Riding on the Indian Premier League platform over the last decade, Havells carved a place for itself in most of the products it makes -- cables, fans, switches and LEDs. It slowly got into appliances – mixers, juicers grinders, coffee makers and air fryers to name a few. Leveraging the brand to tap more consumer segments – read consumer durables – was natural. So it also got into grooming products with a clear plan to get into baby products and RO water systems.
Along the way, it wrote a new philosophy for itself – ‘deeper into homes’. Acquiring Lloyd would seem to go with that philosophy. But the fate of ‘deeper’ adventures is as much uncertain, if not more, as it was in the case of Sylvania. Few questions and initial signs point to that. Analysts who attended Havells’ conference call on February 20 weren’t exactly happy with the detail provided by the company.
While Havells should be shelling out anywhere between Rs. 1400 crores and Rs. 1600 crores for the Lloyd business, analysts and other stakeholders note it is not acquiring any manufacturing facility.
Havells management went for the Lloyd brand, now the third biggest in the air conditioner market, but it carries little premium in a market dominated by Korean and Japanese giants like LG, Samsung, Hitachi and OGeneral. In TVs again, it will be competing with LG, Samsung and Sony while it will have to contend with Whirlpool, Samsung, LG, Electrolux and Godrej in the refrigerator market.
Havells can’t hope to compete for the numero uno spot by riding on Lloyd in markets dominated by multinational companies.
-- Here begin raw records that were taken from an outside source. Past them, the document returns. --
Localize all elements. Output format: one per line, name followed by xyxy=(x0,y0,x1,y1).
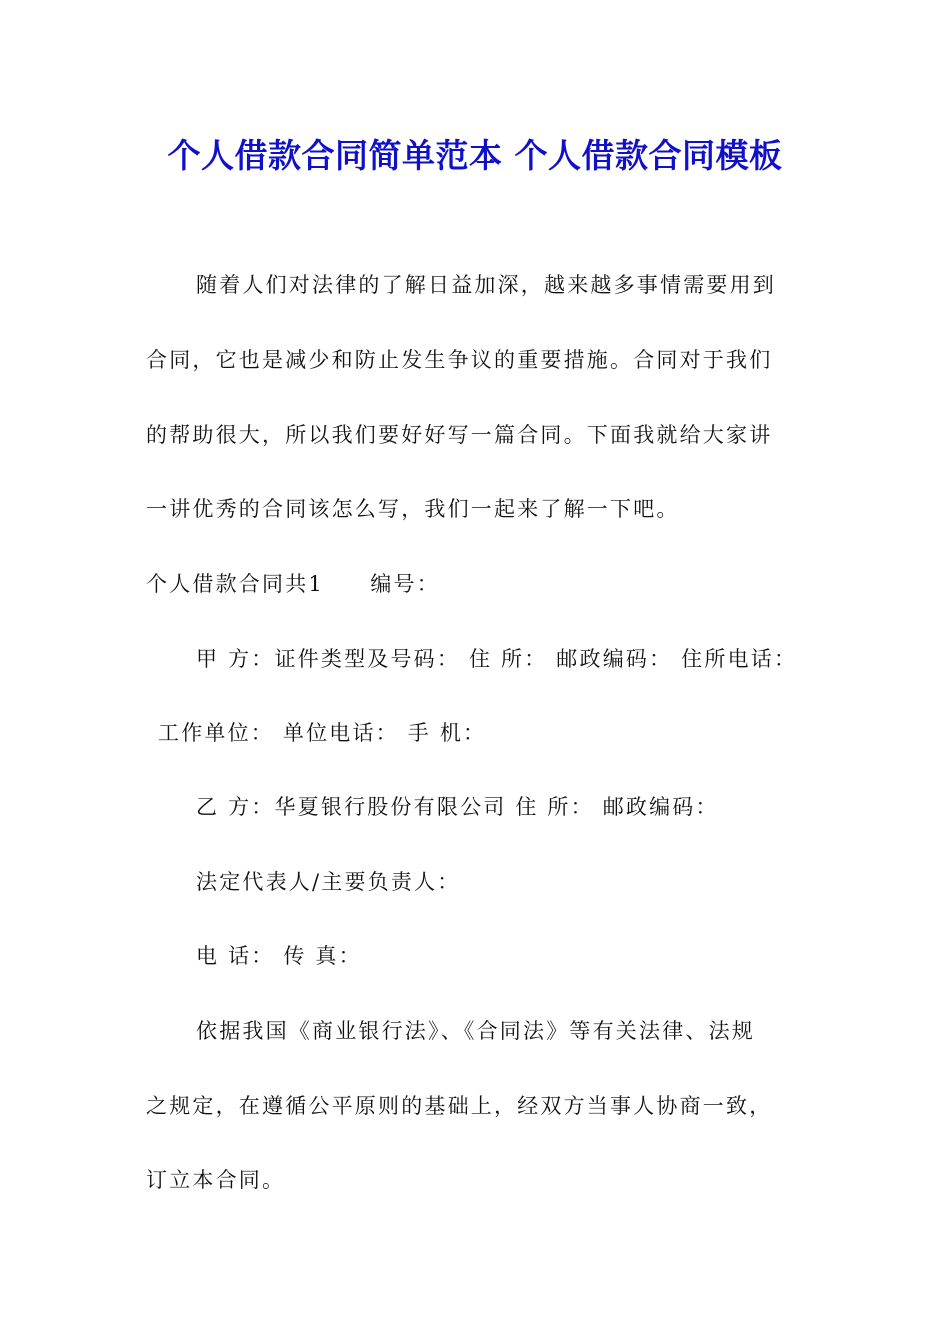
legal-representative-line: 法定代表人/主要负责人： xyxy=(196,870,461,894)
party-b-line: 乙 方：华夏银行股份有限公司 住 所： 邮政编码： xyxy=(196,795,719,819)
document-title: 个人借款合同简单范本 个人借款合同模板 xyxy=(167,136,783,175)
basis-line-3: 订立本合同。 xyxy=(146,1168,286,1192)
contract-header: 个人借款合同共1 编号： xyxy=(146,572,440,596)
intro-line-4: 一讲优秀的合同该怎么写，我们一起来了解一下吧。 xyxy=(146,497,680,521)
party-a-line-1: 甲 方：证件类型及号码： 住 所： 邮政编码： 住所电话： xyxy=(196,647,798,671)
phone-fax-line: 电 话： 传 真： xyxy=(196,944,362,968)
party-a-line-2: 工作单位： 单位电话： 手 机： xyxy=(158,721,487,745)
basis-line-1: 依据我国《商业银行法》、《合同法》等有关法律、法规 xyxy=(196,1019,755,1043)
intro-line-1: 随着人们对法律的了解日益加深，越来越多事情需要用到 xyxy=(196,273,776,297)
intro-line-2: 合同，它也是减少和防止发生争议的重要措施。合同对于我们 xyxy=(146,348,773,372)
intro-line-3: 的帮助很大，所以我们要好好写一篇合同。下面我就给大家讲 xyxy=(146,423,773,447)
basis-line-2: 之规定，在遵循公平原则的基础上，经双方当事人协商一致， xyxy=(146,1094,773,1118)
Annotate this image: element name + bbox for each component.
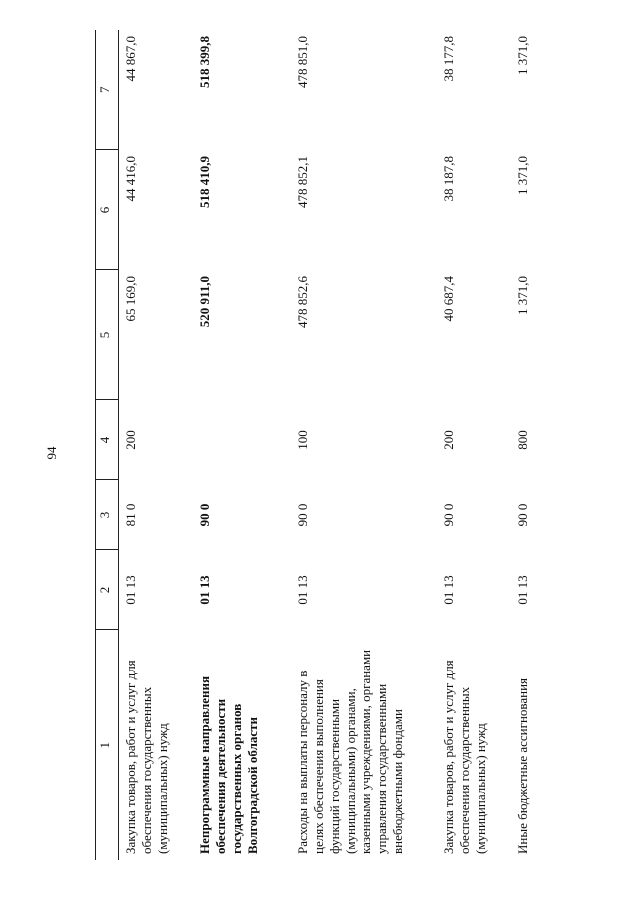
row-expense-type bbox=[193, 400, 291, 480]
header-col-3: 3 bbox=[96, 480, 119, 550]
row-section: 01 13 bbox=[197, 575, 212, 605]
table-row bbox=[119, 30, 194, 860]
row-target: 90 0 bbox=[515, 503, 530, 527]
row-description: Иные бюджетные ассигнования bbox=[515, 677, 530, 854]
row-expense-type: 800 bbox=[515, 430, 530, 450]
row-description: Расходы на выплаты персоналу в целях обеспечения выполнения функций государственными (муниципальными) органами, казенными учреждениями, органами управления государственными внебюджетными фондами bbox=[295, 649, 406, 854]
header-col-6: 6 bbox=[96, 150, 119, 270]
header-col-5: 5 bbox=[96, 270, 119, 400]
row-value-col7: 1 371,0 bbox=[515, 36, 530, 75]
row-value-col7: 38 177,8 bbox=[441, 36, 456, 82]
row-value-col6: 38 187,8 bbox=[441, 156, 456, 202]
header-row bbox=[96, 30, 119, 860]
row-description: Непрограммные направления обеспечения деятельности государственных органов Волгоградской области bbox=[197, 675, 260, 854]
row-section: 01 13 bbox=[515, 575, 530, 605]
row-expense-type: 200 bbox=[123, 430, 138, 450]
table-row bbox=[193, 30, 291, 860]
header-col-7: 7 bbox=[96, 30, 119, 150]
budget-table bbox=[95, 30, 559, 860]
row-value-col5: 1 371,0 bbox=[515, 276, 530, 315]
row-value-col6: 478 852,1 bbox=[295, 156, 310, 208]
row-value-col7: 44 867,0 bbox=[123, 36, 138, 82]
row-description: Закупка товаров, работ и услуг для обеспечения государственных (муниципальных) нужд bbox=[123, 660, 170, 854]
row-value-col6: 518 410,9 bbox=[197, 156, 212, 208]
row-target: 90 0 bbox=[197, 503, 212, 527]
table-row bbox=[437, 30, 511, 860]
row-target: 90 0 bbox=[295, 503, 310, 527]
page-number: 94 bbox=[44, 446, 59, 460]
row-section: 01 13 bbox=[441, 575, 456, 605]
header-col-4: 4 bbox=[96, 400, 119, 480]
row-section: 01 13 bbox=[295, 575, 310, 605]
row-target: 90 0 bbox=[441, 503, 456, 527]
header-col-2: 2 bbox=[96, 550, 119, 630]
table-row bbox=[511, 30, 559, 860]
row-value-col7: 478 851,0 bbox=[295, 36, 310, 88]
row-expense-type: 100 bbox=[295, 430, 310, 450]
row-value-col7: 518 399,8 bbox=[197, 36, 212, 88]
row-value-col5: 65 169,0 bbox=[123, 276, 138, 322]
row-value-col5: 520 911,0 bbox=[197, 276, 212, 328]
row-section: 01 13 bbox=[123, 575, 138, 605]
row-value-col6: 44 416,0 bbox=[123, 156, 138, 202]
table-row bbox=[291, 30, 437, 860]
row-value-col5: 478 852,6 bbox=[295, 276, 310, 328]
budget-table-rotated bbox=[95, 30, 640, 860]
row-value-col5: 40 687,4 bbox=[441, 276, 456, 322]
header-col-1: 1 bbox=[96, 630, 119, 860]
row-target: 81 0 bbox=[123, 503, 138, 527]
row-expense-type: 200 bbox=[441, 430, 456, 450]
row-value-col6: 1 371,0 bbox=[515, 156, 530, 195]
row-description: Закупка товаров, работ и услуг для обеспечения государственных (муниципальных) нужд bbox=[441, 660, 488, 854]
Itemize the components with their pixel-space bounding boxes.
So far, Havells competed in products categories that were driven by distribution where dealer margins resulting in ‘dealer-push’ carry a lot of weight. It is now getting into brand-driven categories where the consumer is more eclectic, more informed and educated and more brand conscious and dealer-push carries limited weight.
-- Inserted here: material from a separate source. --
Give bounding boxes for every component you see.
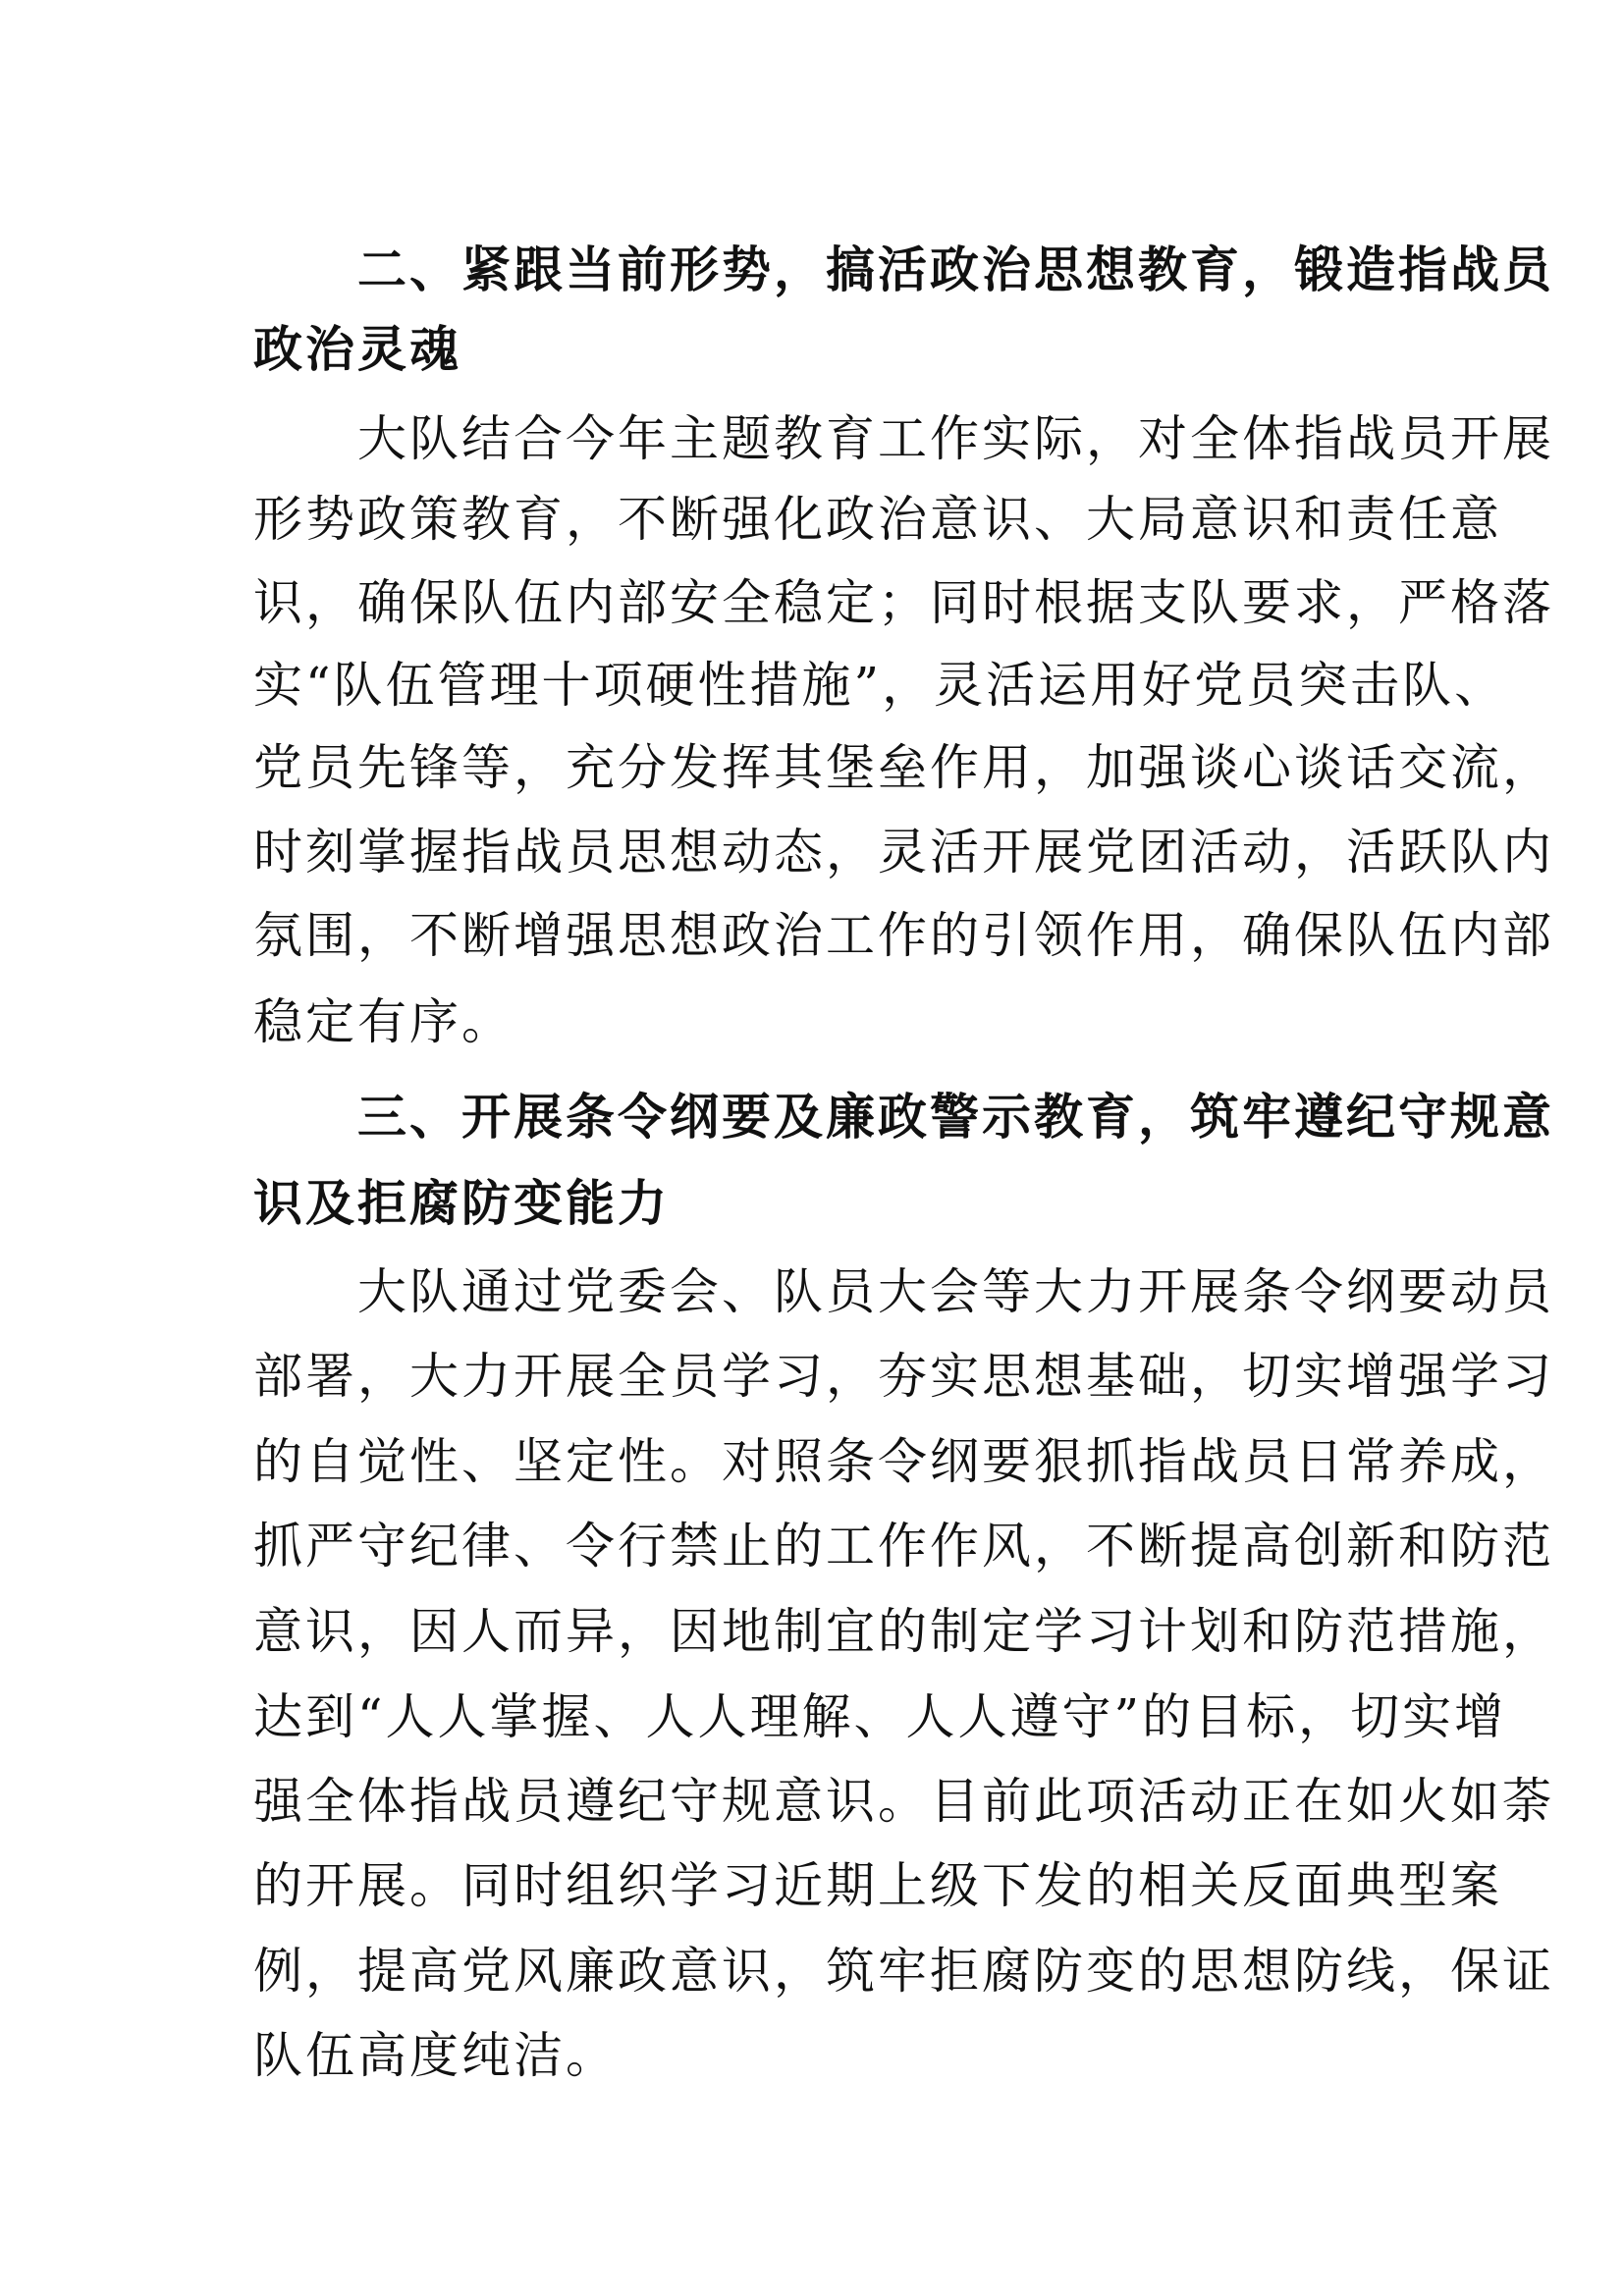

The products that Havells will sell under Lloyd brand are also more expensive than what it has made and marketed so far and hence carry higher customer involvement which again leads to a more demanding customer.
Lloyd’s consumer business has an operating margin of 6%. Havells Chairman and Managing Director Anil Rai Gupta told Moneycontrol the company would aim to move that up but surely one is looking at a margin that is distinctly lower than Havells’ current 14%.
One must also remember that most of the products that Havells so far dealt with carry a warranty of 1 year. How many customers go to exchange an Led that has run out in less than a year? The business that it is now getting into with Lloyd has a warranty of 3 years for many of the products. Imagine the liability that would come with servicing those products.One would hope the maker of ‘wires that don’t catch fire’ comes out unscathed.